Gli amici degli amici degli amici
Mentre racconto i fatti degli altri (non i fatti PRIVATI degli altri, sciocchini :*) succede spesso che a loro mi riferisca con “un mio amico”, “una mia amica”; così creo nell’ascoltatore una confusione di centinaia di amici senza volto; e dire che non ce n’è uno diverso per ogni aneddoto, ma sarebbe irrealizzabile, non per gli Ent ma almeno per noi umani, riferirsi ad una persona soltanto in base a tutte le cose che si sono dette di lei (”il mio amico a cui è successo #2, che ha fatto #15, che è amico di #18, che ha frequentato #53, l’anno scorso bla bla bla…”). Immagino semplificherebbe, se usassi dei nomi…

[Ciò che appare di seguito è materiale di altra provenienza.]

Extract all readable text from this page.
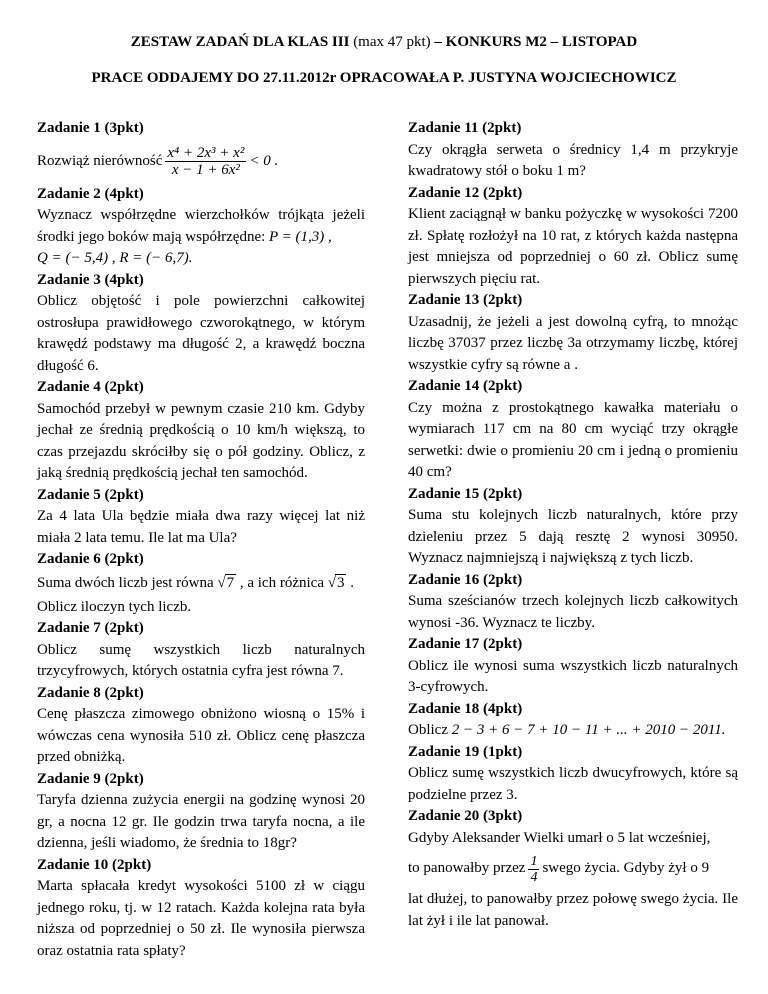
ZESTAW ZADAŃ DLA KLAS III (max 47 pkt) – KONKURS M2 – LISTOPAD
PRACE ODDAJEMY DO 27.11.2012r OPRACOWAŁA P. JUSTYNA WOJCIECHOWICZ
Zadanie 1 (3pkt)
Rozwiąż nierówność $\frac{\text{x⁴ + 2x³ + x²}}{\text{x − 1 + 6x²}} < 0$ .
Zadanie 2 (4pkt)
Wyznacz współrzędne wierzchołków trójkąta jeżeli środki jego boków mają współrzędne: P = (1,3) ,
Q = (− 5,4) , R = (− 6,7).
Zadanie 3 (4pkt)
Oblicz objętość i pole powierzchni całkowitej ostrosłupa prawidłowego czworokątnego, w którym krawędź podstawy ma długość 2, a krawędź boczna długość 6.
Zadanie 4 (2pkt)
Samochód przebył w pewnym czasie 210 km. Gdyby jechał ze średnią prędkością o 10 km/h większą, to czas przejazdu skróciłby się o pół godziny. Oblicz, z jaką średnią prędkością jechał ten samochód.
Zadanie 5 (2pkt)
Za 4 lata Ula będzie miała dwa razy więcej lat niż miała 2 lata temu. Ile lat ma Ula?
Zadanie 6 (2pkt)
Suma dwóch liczb jest równa
√7
, a ich różnica
√3
.
Oblicz iloczyn tych liczb.
Zadanie 7 (2pkt)
Oblicz sumę wszystkich liczb naturalnych trzycyfrowych, których ostatnia cyfra jest równa 7.
Zadanie 8 (2pkt)
Cenę płaszcza zimowego obniżono wiosną o 15% i wówczas cena wynosiła 510 zł. Oblicz cenę płaszcza przed obniżką.
Zadanie 9 (2pkt)
Taryfa dzienna zużycia energii na godzinę wynosi 20 gr, a nocna 12 gr. Ile godzin trwa taryfa nocna, a ile dzienna, jeśli wiadomo, że średnia to 18gr?
Zadanie 10 (2pkt)
Marta spłacała kredyt wysokości 5100 zł w ciągu jednego roku, tj. w 12 ratach. Każda kolejna rata była niższa od poprzedniej o 50 zł. Ile wynosiła pierwsza oraz ostatnia rata spłaty?
Zadanie 11 (2pkt)
Czy okrągła serweta o średnicy 1,4 m przykryje kwadratowy stół o boku 1 m?
Zadanie 12 (2pkt)
Klient zaciągnął w banku pożyczkę w wysokości 7200 zł. Spłatę rozłożył na 10 rat, z których każda następna jest mniejsza od poprzedniej o 60 zł. Oblicz sumę pierwszych pięciu rat.
Zadanie 13 (2pkt)
Uzasadnij, że jeżeli a jest dowolną cyfrą, to mnożąc liczbę 37037 przez liczbę 3a otrzymamy liczbę, której wszystkie cyfry są równe a .
Zadanie 14 (2pkt)
Czy można z prostokątnego kawałka materiału o wymiarach 117 cm na 80 cm wyciąć trzy okrągłe serwetki: dwie o promieniu 20 cm i jedną o promieniu 40 cm?
Zadanie 15 (2pkt)
Suma stu kolejnych liczb naturalnych, które przy dzieleniu przez 5 dają resztę 2 wynosi 30950. Wyznacz najmniejszą i największą z tych liczb.
Zadanie 16 (2pkt)
Suma sześcianów trzech kolejnych liczb całkowitych wynosi -36. Wyznacz te liczby.
Zadanie 17 (2pkt)
Oblicz ile wynosi suma wszystkich liczb naturalnych 3-cyfrowych.
Zadanie 18 (4pkt)
Oblicz 2 − 3 + 6 − 7 + 10 − 11 + ... + 2010 − 2011.
Zadanie 19 (1pkt)
Oblicz sumę wszystkich liczb dwucyfrowych, które są podzielne przez 3.
Zadanie 20 (3pkt)
Gdyby Aleksander Wielki umarł o 5 lat wcześniej,
to panowałby przez $\frac{1}{4}$ swego życia. Gdyby żył o 9
lat dłużej, to panowałby przez połowę swego życia. Ile lat żył i ile lat panował.
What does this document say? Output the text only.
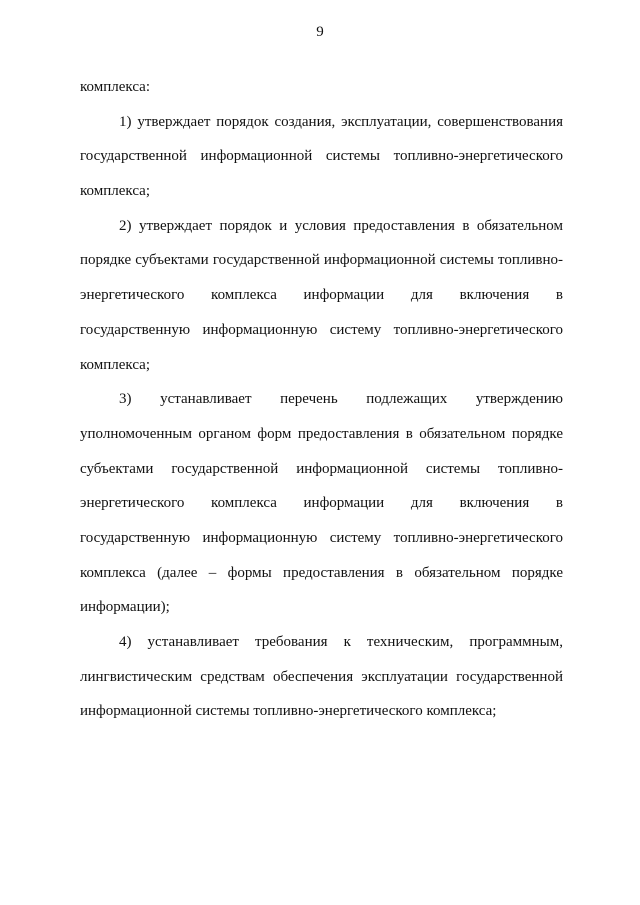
9
комплекса:
1) утверждает порядок создания, эксплуатации, совершенствования
государственной информационной системы топливно-энергетического
комплекса;
2) утверждает порядок и условия предоставления в обязательном
порядке субъектами государственной информационной системы топливно-
энергетического комплекса информации для включения в
государственную информационную систему топливно-энергетического
комплекса;
3) устанавливает перечень подлежащих утверждению
уполномоченным органом форм предоставления в обязательном порядке
субъектами государственной информационной системы топливно-
энергетического комплекса информации для включения в
государственную информационную систему топливно-энергетического
комплекса (далее – формы предоставления в обязательном порядке
информации);
4) устанавливает требования к техническим, программным,
лингвистическим средствам обеспечения эксплуатации государственной
информационной системы топливно-энергетического комплекса;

Update: e non dite che spammo, è un paragrafo solo. Incomprensibile (domani non lo capirò più nemmeno io), ma uno solo.
Update2: credo sia il post a cui ho fatto più revisioni. E questa non sarà l’ultima.

Mi sa tanto che i nomi li hanno inventati apposta, sai… :-D
AnniKa
31 Mar 07 at 14:17
prenditeli per tuoi. Tipo, mi è successo questo questo e questo :D
Devi essere più autoreferenziale!
greenwich
31 Mar 07 at 14:39
mi pare buono il suggerimento di greenwich, almeno eviti di fare confusione
Shuren
31 Mar 07 at 17:12
Io ho un amico che quando racconta dei fatti successi agli amici degli amici riesce a non farsi capire dagli amici.